Он рассмеялся тупости вопроса, но постарался ответить подробно:
– Последние несколько дней я собирался с мыслями. Картина, над которой я сейчас работаю, – я покосился на мольберт: холст на нем оставался по-прежнему чист, – навеяна словами, написанными гуру Ринпоче. Нет-нет, он не из американских индейцев – он буддист. Ринпоче пишет, как буддисты понимают основную причину страдания – это «я» или эго, навязчивая идея, удерживающая человека от познания реального мира. Мир фальшив, если эго превращается в центр мироздания. Прочитав это, я увидел лицо, несущее черты различных этнических групп. Вселенского туземца, если угодно. В портрете этого человека я хочу воплотить прочитанную мною мысль гуру.
Во время нашего следующего визита Бен начал писать. Работая, он объяснял технические аспекты живописи: глазурирования, смешивания цветов, композиции, расположения деталей и иные тонкости, – которые меня совершенно захватили.
– Я кладу на все мои картины несколько тонких слоев чистой глазури. Свет мерцает на поверхности холста, и краски становятся ярче. Создается эффект глубины.
Пытаясь понять произведение искусства, вы чувствуете себя археологом, снимающим слои земли с найденного им предмета.

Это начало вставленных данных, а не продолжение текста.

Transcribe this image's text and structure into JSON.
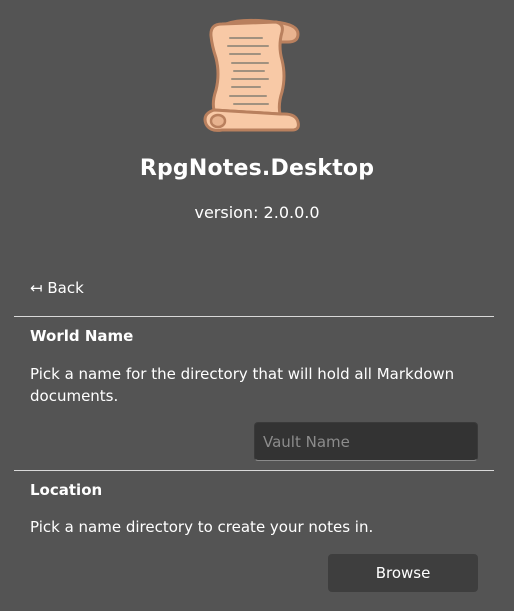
{
  "app": {
    "logo_icon": "scroll-icon",
    "title": "RpgNotes.Desktop",
    "version": "version: 2.0.0.0"
  },
  "nav": {
    "back_label": "↤ Back"
  },
  "world_name": {
    "heading": "World Name",
    "description": "Pick a name for the directory that will hold all Markdown documents.",
    "input_value": "",
    "input_placeholder": "Vault Name"
  },
  "location": {
    "heading": "Location",
    "description": "Pick a name directory to create your notes in.",
    "browse_label": "Browse"
  },
  "colors": {
    "background": "#545454",
    "scroll_fill": "#f8c9a6",
    "scroll_outline": "#b9805e",
    "input_background": "#333333",
    "button_background": "#3e3e3e",
    "divider": "#d9d9d9"
  }
}
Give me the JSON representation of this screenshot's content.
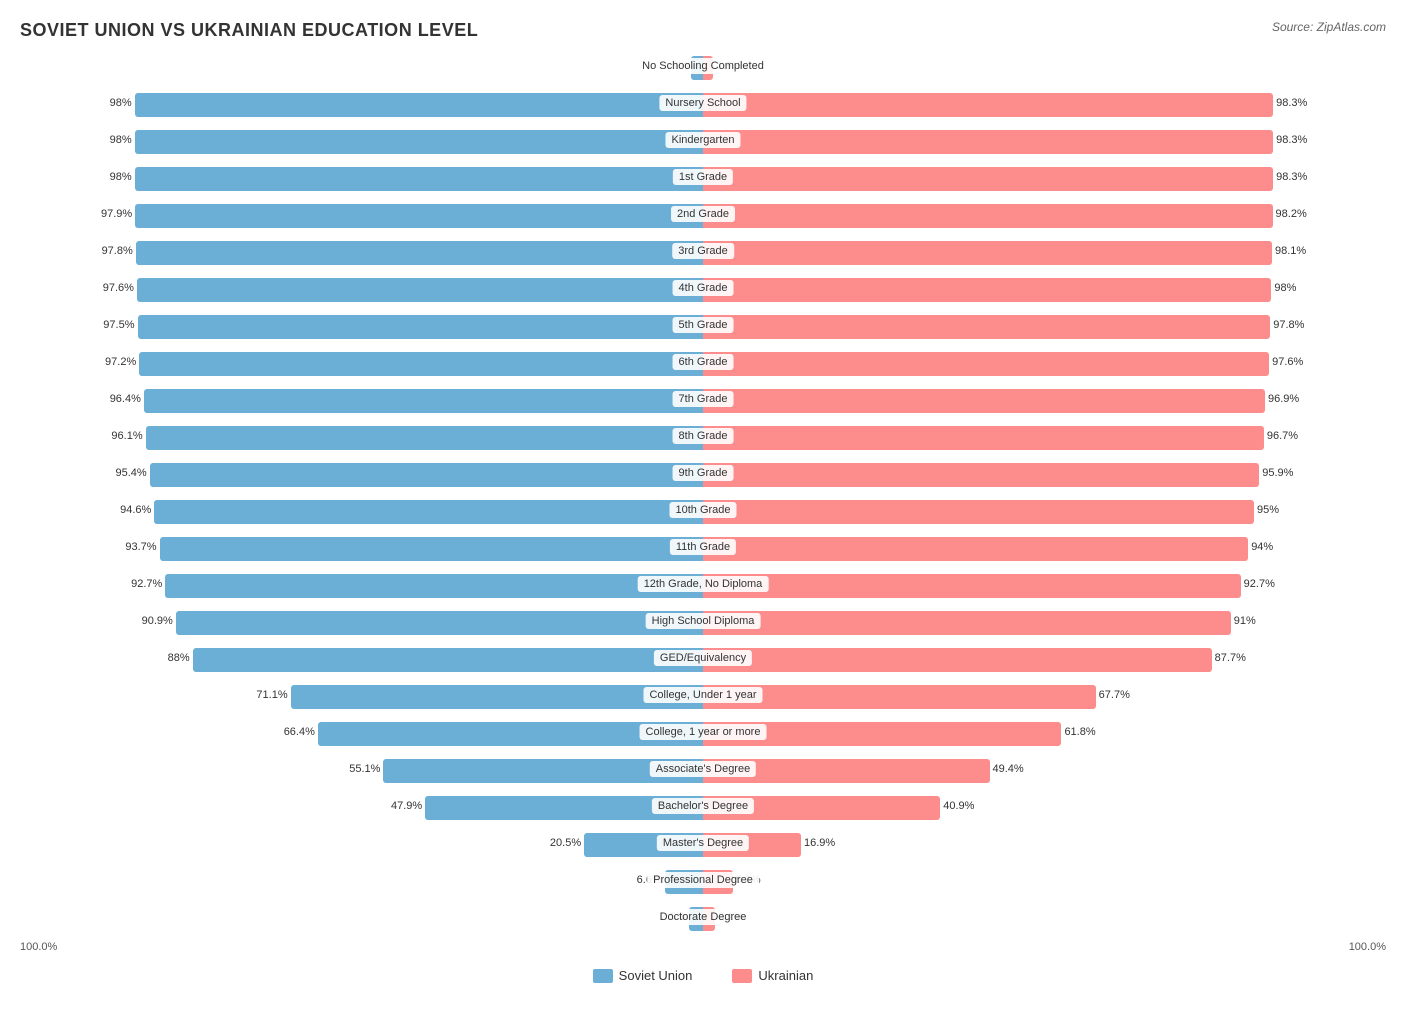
{
  "title": "SOVIET UNION VS UKRAINIAN EDUCATION LEVEL",
  "source": "Source: ZipAtlas.com",
  "colors": {
    "soviet": "#6baed6",
    "ukrainian": "#fd8d8d"
  },
  "legend": {
    "soviet_label": "Soviet Union",
    "ukrainian_label": "Ukrainian"
  },
  "bottom_left": "100.0%",
  "bottom_right": "100.0%",
  "rows": [
    {
      "label": "No Schooling Completed",
      "left_val": 2.0,
      "right_val": 1.8,
      "left_pct": 2.0,
      "right_pct": 1.8
    },
    {
      "label": "Nursery School",
      "left_val": 98.0,
      "right_val": 98.3,
      "left_pct": 98.0,
      "right_pct": 98.3
    },
    {
      "label": "Kindergarten",
      "left_val": 98.0,
      "right_val": 98.3,
      "left_pct": 98.0,
      "right_pct": 98.3
    },
    {
      "label": "1st Grade",
      "left_val": 98.0,
      "right_val": 98.3,
      "left_pct": 98.0,
      "right_pct": 98.3
    },
    {
      "label": "2nd Grade",
      "left_val": 97.9,
      "right_val": 98.2,
      "left_pct": 97.9,
      "right_pct": 98.2
    },
    {
      "label": "3rd Grade",
      "left_val": 97.8,
      "right_val": 98.1,
      "left_pct": 97.8,
      "right_pct": 98.1
    },
    {
      "label": "4th Grade",
      "left_val": 97.6,
      "right_val": 98.0,
      "left_pct": 97.6,
      "right_pct": 98.0
    },
    {
      "label": "5th Grade",
      "left_val": 97.5,
      "right_val": 97.8,
      "left_pct": 97.5,
      "right_pct": 97.8
    },
    {
      "label": "6th Grade",
      "left_val": 97.2,
      "right_val": 97.6,
      "left_pct": 97.2,
      "right_pct": 97.6
    },
    {
      "label": "7th Grade",
      "left_val": 96.4,
      "right_val": 96.9,
      "left_pct": 96.4,
      "right_pct": 96.9
    },
    {
      "label": "8th Grade",
      "left_val": 96.1,
      "right_val": 96.7,
      "left_pct": 96.1,
      "right_pct": 96.7
    },
    {
      "label": "9th Grade",
      "left_val": 95.4,
      "right_val": 95.9,
      "left_pct": 95.4,
      "right_pct": 95.9
    },
    {
      "label": "10th Grade",
      "left_val": 94.6,
      "right_val": 95.0,
      "left_pct": 94.6,
      "right_pct": 95.0
    },
    {
      "label": "11th Grade",
      "left_val": 93.7,
      "right_val": 94.0,
      "left_pct": 93.7,
      "right_pct": 94.0
    },
    {
      "label": "12th Grade, No Diploma",
      "left_val": 92.7,
      "right_val": 92.7,
      "left_pct": 92.7,
      "right_pct": 92.7
    },
    {
      "label": "High School Diploma",
      "left_val": 90.9,
      "right_val": 91.0,
      "left_pct": 90.9,
      "right_pct": 91.0
    },
    {
      "label": "GED/Equivalency",
      "left_val": 88.0,
      "right_val": 87.7,
      "left_pct": 88.0,
      "right_pct": 87.7
    },
    {
      "label": "College, Under 1 year",
      "left_val": 71.1,
      "right_val": 67.7,
      "left_pct": 71.1,
      "right_pct": 67.7
    },
    {
      "label": "College, 1 year or more",
      "left_val": 66.4,
      "right_val": 61.8,
      "left_pct": 66.4,
      "right_pct": 61.8
    },
    {
      "label": "Associate's Degree",
      "left_val": 55.1,
      "right_val": 49.4,
      "left_pct": 55.1,
      "right_pct": 49.4
    },
    {
      "label": "Bachelor's Degree",
      "left_val": 47.9,
      "right_val": 40.9,
      "left_pct": 47.9,
      "right_pct": 40.9
    },
    {
      "label": "Master's Degree",
      "left_val": 20.5,
      "right_val": 16.9,
      "left_pct": 20.5,
      "right_pct": 16.9
    },
    {
      "label": "Professional Degree",
      "left_val": 6.6,
      "right_val": 5.1,
      "left_pct": 6.6,
      "right_pct": 5.1
    },
    {
      "label": "Doctorate Degree",
      "left_val": 2.5,
      "right_val": 2.1,
      "left_pct": 2.5,
      "right_pct": 2.1
    }
  ]
}
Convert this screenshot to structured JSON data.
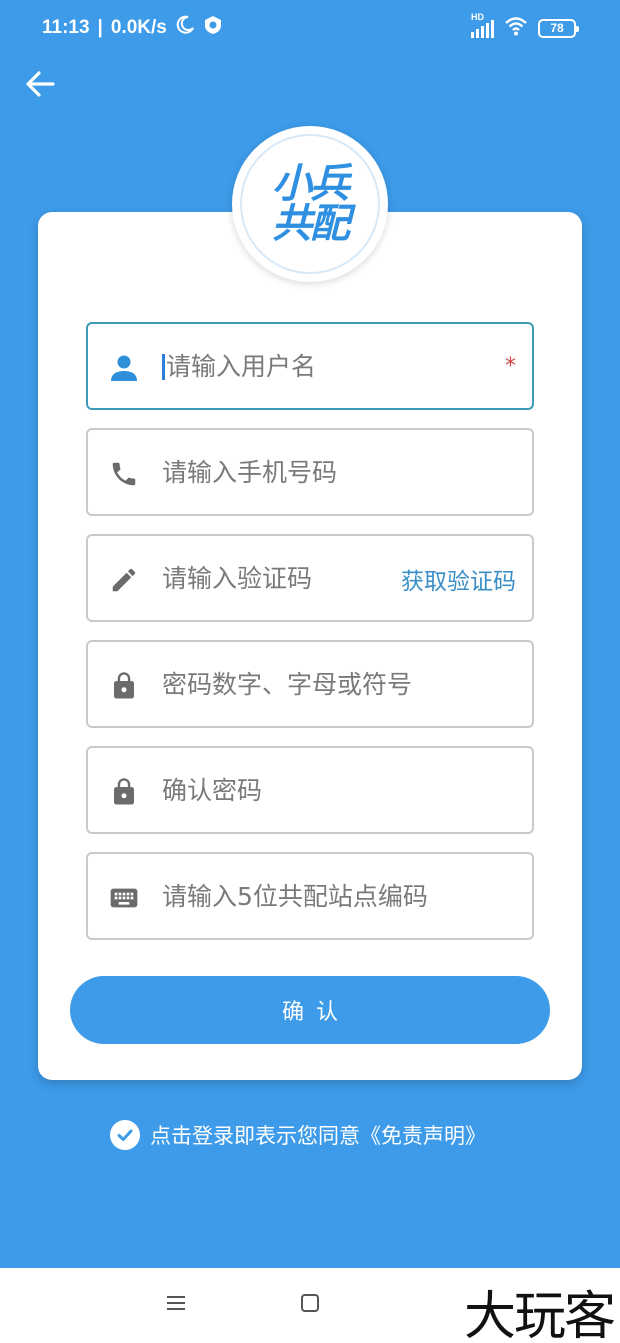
{
  "status_bar": {
    "time": "11:13",
    "speed": "0.0K/s",
    "battery": "78",
    "network": "HD"
  },
  "logo": {
    "line1": "小兵",
    "line2": "共配"
  },
  "form": {
    "username_placeholder": "请输入用户名",
    "required_mark": "*",
    "phone_placeholder": "请输入手机号码",
    "code_placeholder": "请输入验证码",
    "get_code_label": "获取验证码",
    "password_placeholder": "密码数字、字母或符号",
    "confirm_password_placeholder": "确认密码",
    "station_code_placeholder": "请输入5位共配站点编码",
    "confirm_label": "确认"
  },
  "agreement": {
    "text": "点击登录即表示您同意《免责声明》"
  },
  "watermark": "大玩客",
  "colors": {
    "primary": "#3d9be9",
    "required": "#d64545",
    "link": "#3a8fc7"
  }
}
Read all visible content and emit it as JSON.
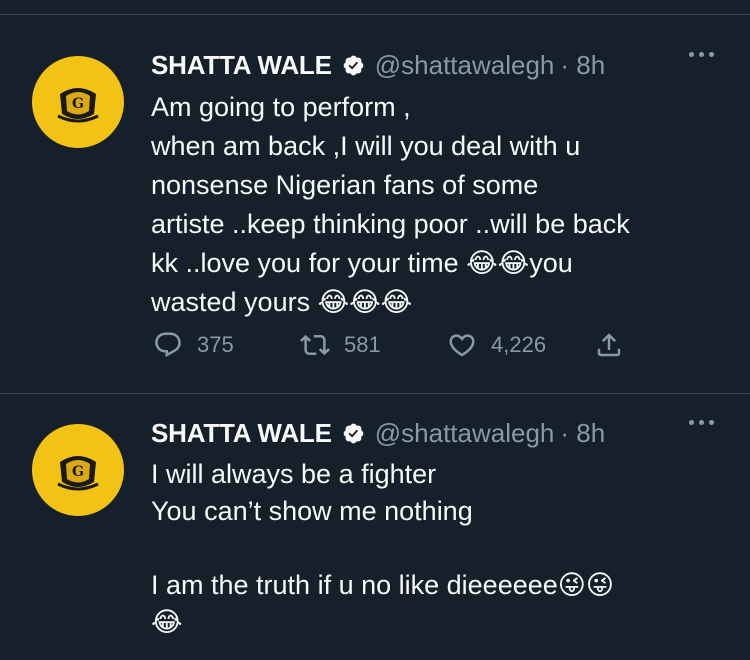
{
  "tweets": [
    {
      "author": {
        "name": "SHATTA WALE",
        "handle": "@shattawalegh",
        "time": "· 8h",
        "verified": true
      },
      "text": "Am going to perform ,\nwhen am back ,I will you deal with u\nnonsense Nigerian fans of some\nartiste ..keep thinking poor ..will be back\nkk ..love you for your time 😂😂you\nwasted yours 😂😂😂",
      "actions": {
        "replies": "375",
        "retweets": "581",
        "likes": "4,226"
      }
    },
    {
      "author": {
        "name": "SHATTA WALE",
        "handle": "@shattawalegh",
        "time": "· 8h",
        "verified": true
      },
      "text": "I will always be a fighter\nYou can’t show me nothing\n\nI am the truth if u no like dieeeeee😜😜\n😂"
    }
  ],
  "colors": {
    "background": "#15202b",
    "text": "#f7f9f9",
    "secondary": "#8b98a5",
    "divider": "#38444d",
    "avatar_bg": "#f2c314"
  },
  "icons": [
    "verified-badge-icon",
    "more-icon",
    "reply-icon",
    "retweet-icon",
    "like-icon",
    "share-icon"
  ]
}
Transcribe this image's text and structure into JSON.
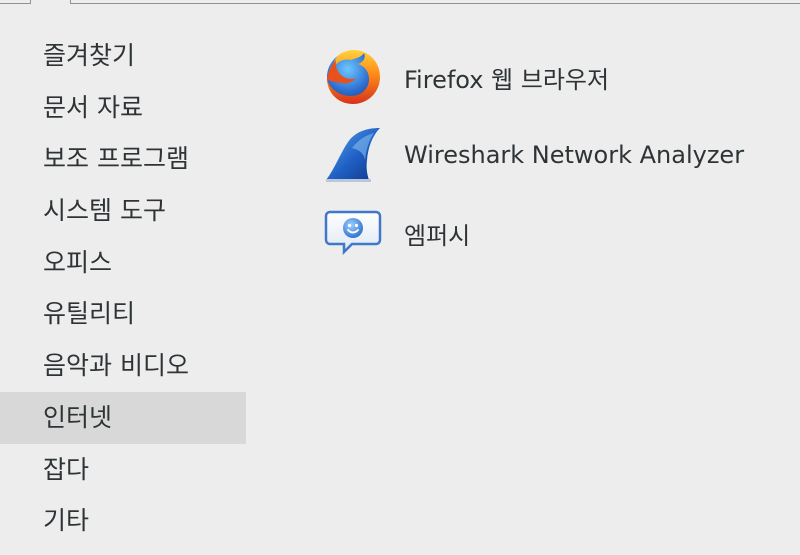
{
  "categories": [
    {
      "label": "즐겨찾기",
      "selected": false
    },
    {
      "label": "문서 자료",
      "selected": false
    },
    {
      "label": "보조 프로그램",
      "selected": false
    },
    {
      "label": "시스템 도구",
      "selected": false
    },
    {
      "label": "오피스",
      "selected": false
    },
    {
      "label": "유틸리티",
      "selected": false
    },
    {
      "label": "음악과 비디오",
      "selected": false
    },
    {
      "label": "인터넷",
      "selected": true
    },
    {
      "label": "잡다",
      "selected": false
    },
    {
      "label": "기타",
      "selected": false
    }
  ],
  "apps": [
    {
      "label": "Firefox 웹 브라우저",
      "icon": "firefox-icon"
    },
    {
      "label": "Wireshark Network Analyzer",
      "icon": "wireshark-icon"
    },
    {
      "label": "엠퍼시",
      "icon": "empathy-icon"
    }
  ],
  "colors": {
    "background": "#ededed",
    "selected_category": "#d8d8d8",
    "text": "#2e3436"
  }
}
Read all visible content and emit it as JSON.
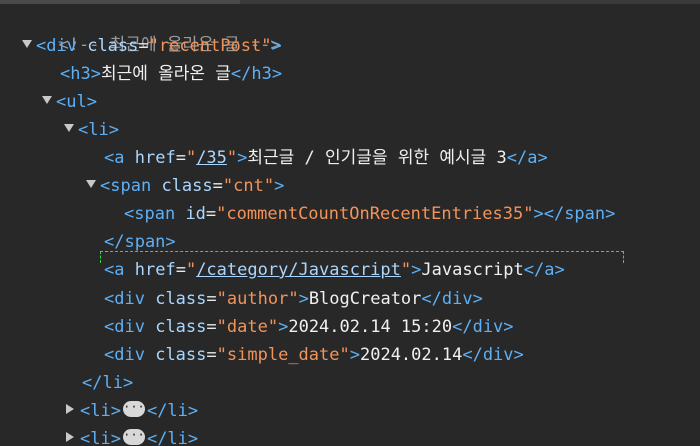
{
  "tree": {
    "comment": "<!-- 최근에 올라온 글 -->",
    "div_class_value": "recentPost",
    "h3_text": "최근에 올라온 글",
    "li1": {
      "a1_href": "/35",
      "a1_text": "최근글 / 인기글을 위한 예시글 3",
      "span_class_value": "cnt",
      "inner_span_id_value": "commentCountOnRecentEntries35",
      "a2_href": "/category/Javascript",
      "a2_text": "Javascript",
      "author_class_value": "author",
      "author_text": "BlogCreator",
      "date_class_value": "date",
      "date_text": "2024.02.14 15:20",
      "simple_date_class_value": "simple_date",
      "simple_date_text": "2024.02.14"
    },
    "collapsed_ellipsis": "···"
  }
}
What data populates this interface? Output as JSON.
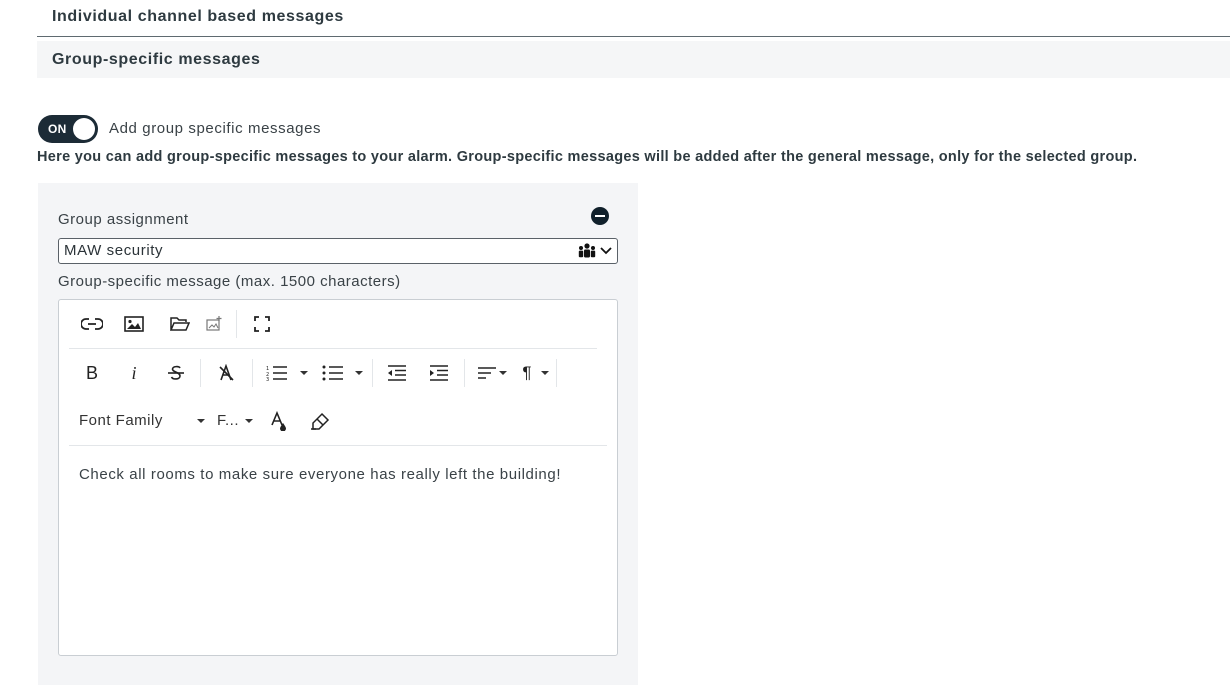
{
  "sections": {
    "individual_title": "Individual channel based messages",
    "group_title": "Group-specific messages"
  },
  "toggle": {
    "state_label": "ON",
    "caption": "Add group specific messages",
    "enabled": true
  },
  "info_text": "Here you can add group-specific messages to your alarm. Group-specific messages will be added after the general message, only for the selected group.",
  "group_panel": {
    "assignment_label": "Group assignment",
    "selected_group": "MAW security",
    "message_label": "Group-specific message (max. 1500 characters)"
  },
  "editor": {
    "toolbar_row1": [
      "link-icon",
      "image-icon",
      "folder-open-icon",
      "image-upload-icon",
      "fullscreen-icon"
    ],
    "toolbar_row2": [
      "bold-icon",
      "italic-icon",
      "strikethrough-icon",
      "clear-format-icon",
      "ordered-list-icon",
      "unordered-list-icon",
      "outdent-icon",
      "indent-icon",
      "align-icon",
      "paragraph-format-icon"
    ],
    "font_family_label": "Font Family",
    "font_size_label": "F...",
    "content": "Check all rooms to make sure everyone has really left the building!"
  },
  "colors": {
    "toggle_bg": "#1c2b36",
    "panel_bg": "#f4f5f7",
    "header_bg": "#f5f6f7"
  }
}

Каждый слой – кусочек будущего открытия. Вот и осознать смысл какого-либо одного символа – например медицинского колеса – урок, сам по себе содержащий собственные слои. Медицинское колесо указывает не только на четыре стороны света. Оно – первая энциклопедия Северной Америки, содержащая информацию о священных цветах и животных, земных элементах, духовных знаках и человеческих расах. Это лишь один символ. И Бен предлагал взгляд только одного художника. А он не единственный живописец в Седоне. В этом городе их много.